Click to See Complete Forum and Search --> : Comparing files across directories


jon rouse
02-13-2004, 10:24 AM
I had to back up a couple of machines in a hurry, and have got myself in a bit of a mess. I (probably) have the same (dozens of) files at several places on the disk.

Is there a bit of software that will throw up all instances of a file name anywhere on my hard disk and allow me to compare file sizes and dates? Even better if it let me examine the file content of each.

There used to be a Norton Utility on DOS that did this, is there anything similar in Linux?

I could use file manager and search, but there are an awful lot of files.
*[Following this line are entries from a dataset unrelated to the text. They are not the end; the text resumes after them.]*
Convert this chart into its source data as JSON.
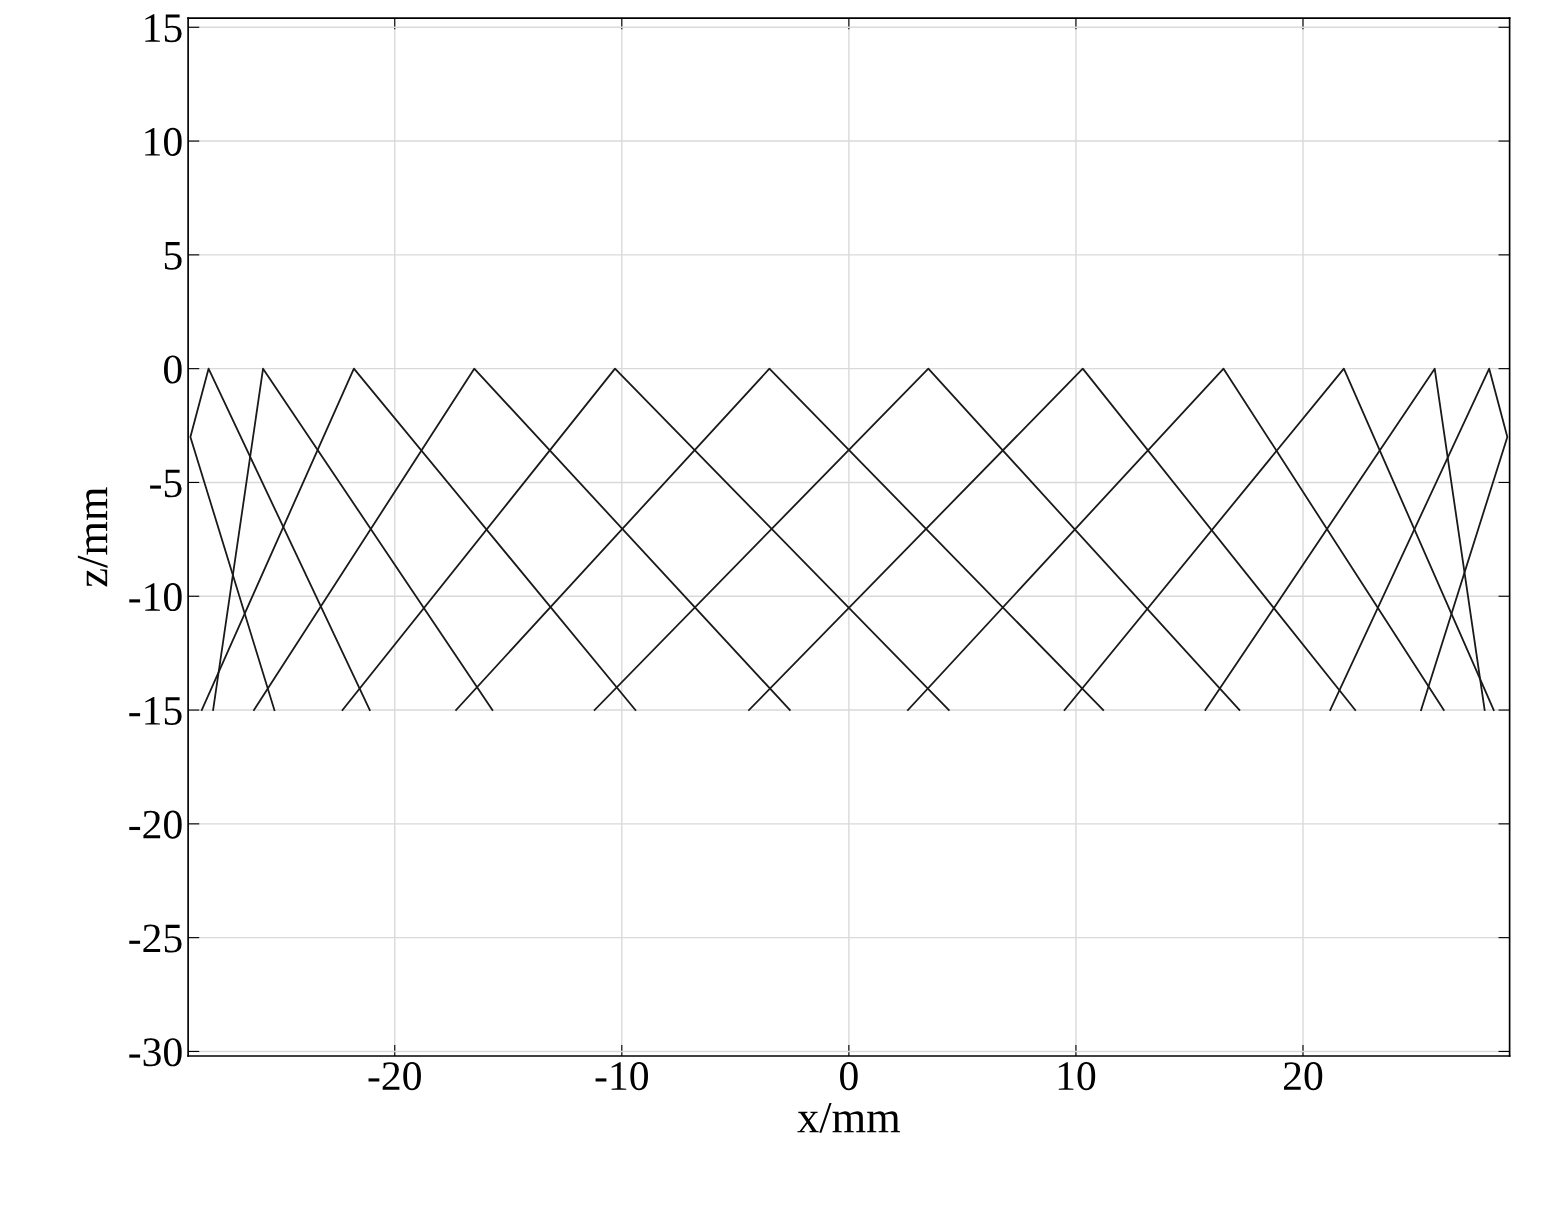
{
  "chart_data": {
    "type": "line",
    "xlabel": "x/mm",
    "ylabel": "z/mm",
    "xlim": [
      -29.1,
      29.1
    ],
    "ylim": [
      -30.2,
      15.4
    ],
    "xticks": [
      -20,
      -10,
      0,
      10,
      20
    ],
    "yticks": [
      -30,
      -25,
      -20,
      -15,
      -10,
      -5,
      0,
      5,
      10,
      15
    ],
    "grid": true,
    "marker": "none",
    "line_style": "solid",
    "series": [
      {
        "color": "#1a1a1a",
        "x": [
          -25.3,
          -29.0,
          -28.2,
          -21.1
        ],
        "values": [
          -15,
          -3,
          0,
          -15
        ]
      },
      {
        "color": "#1a1a1a",
        "x": [
          -28.0,
          -25.8,
          -15.7
        ],
        "values": [
          -15,
          0,
          -15
        ]
      },
      {
        "color": "#1a1a1a",
        "x": [
          -28.5,
          -21.8,
          -9.4
        ],
        "values": [
          -15,
          0,
          -15
        ]
      },
      {
        "color": "#1a1a1a",
        "x": [
          -26.2,
          -16.5,
          -2.6
        ],
        "values": [
          -15,
          0,
          -15
        ]
      },
      {
        "color": "#1a1a1a",
        "x": [
          -22.3,
          -10.3,
          4.4
        ],
        "values": [
          -15,
          0,
          -15
        ]
      },
      {
        "color": "#1a1a1a",
        "x": [
          -17.3,
          -3.5,
          11.2
        ],
        "values": [
          -15,
          0,
          -15
        ]
      },
      {
        "color": "#1a1a1a",
        "x": [
          -11.2,
          3.5,
          17.2
        ],
        "values": [
          -15,
          0,
          -15
        ]
      },
      {
        "color": "#1a1a1a",
        "x": [
          -4.4,
          10.3,
          22.3
        ],
        "values": [
          -15,
          0,
          -15
        ]
      },
      {
        "color": "#1a1a1a",
        "x": [
          2.6,
          16.5,
          26.2
        ],
        "values": [
          -15,
          0,
          -15
        ]
      },
      {
        "color": "#1a1a1a",
        "x": [
          9.5,
          21.8,
          28.4
        ],
        "values": [
          -15,
          0,
          -15
        ]
      },
      {
        "color": "#1a1a1a",
        "x": [
          15.7,
          25.8,
          28.0
        ],
        "values": [
          -15,
          0,
          -15
        ]
      },
      {
        "color": "#1a1a1a",
        "x": [
          21.2,
          28.2,
          29.0,
          25.2
        ],
        "values": [
          -15,
          0,
          -3,
          -15
        ]
      }
    ]
  }
}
If I am able to see that files are the same size and date, I could happily delete the duplicates.

ph34r
02-13-2004, 11:27 AM
for i in `find / -iname filename`
do
dir -lh $i >> file_log
done

Then look thru file_log to see the size, date, time, etc.

cwjolly
02-13-2004, 01:03 PM
Cut and past this small tcl script that I use to compare two different directories it will will do the comparisons for you using checksums so file timestamps are not a factor in the comparisons. It also lists files that are in one directory but not another, which have not changed and which files have changed if a file exists in both directories. It will recurse both directories. Ensure the path to tclsh is correct and that you have the cksum and find on your PATH. Oops I see you can attach files so the content below is also in attached file. save to diffdir.tcl then chmod 777 diffdir.tcl to make executable.
#!/usr/bin/tclsh

proc checksum { filename } {
set retval -1
if { [ catch { open "| cksum $filename" "r" } fd ] != 0 } {
puts stderr "Unable to cksum $filename: $fd "
} else {
gets $fd line;
catch { close $fd }
set retval [lindex [split $line " " ] 0 ]
}
return $retval;
}
# returns 0 on failure 1 on success
proc getFiles { dir filearray } {
upvar $filearray f
set retval 1
set curdir [pwd]
cd $dir
if { [catch { open "|find ./ -type f " "r" } g ] != 0 } {
puts stderr "getFiles: find had error : $g "
set retval 0
} else {
set buff [ read $g ]
catch { close $g }
foreach filename [split $buff "\n" ] {
if { [string length $filename ] == 0 } { continue }
set f($filename) [ checksum $filename ]
}
}
cd $curdir;
return $retval;
}

proc Usage {} {
global argv0
puts stdout " Format: $argv0 dir1 dir2"
puts stdout " Synopsis: Recursively finds the difference between files between two directories. "
puts stdout " "
puts stdout " First character of line Meaning"
puts stdout " ----------------------- ---------"
puts stdout " < file only in directory 1"
puts stdout " > file only in directory 2"
puts stdout " = file unchanged in both directories"
puts stdout " ! file is different between directory 1 and 2 "
puts stdout " "
puts stdout " "
}


if { $argc != 2 } {
Usage
exit 127
}

set dir1 [ lindex $argv 0 ]
set dir2 [ lindex $argv 1 ]

getFiles $dir1 farray
getFiles $dir2 farray2

foreach fname [ array names farray ] {
if { ![ info exists farray2($fname) ] } {
lappend notInDir2 $fname
} else {
lappend inDir2 $fname
}
}
foreach fname $inDir2 {
if { $farray($fname) != $farray2($fname) } {
lappend inDir2Changed $fname
}
}
# output
foreach fname $inDir2Changed {
puts stdout "! $fname"
}
foreach fname $inDir2 {
if { [lsearch $inDir2Changed $fname ] != -1 } { continue }
puts stdout "= $fname"
}
foreach fname $notInDir2 {
puts stdout "< $fname"
}
foreach fname [ array names farray2 ] {
if { ![ info exists farray($fname) ] } {
puts stdout "> $fname "
}
}

jon rouse
02-23-2004, 05:55 AM
Thanks, I'll give that a whirl.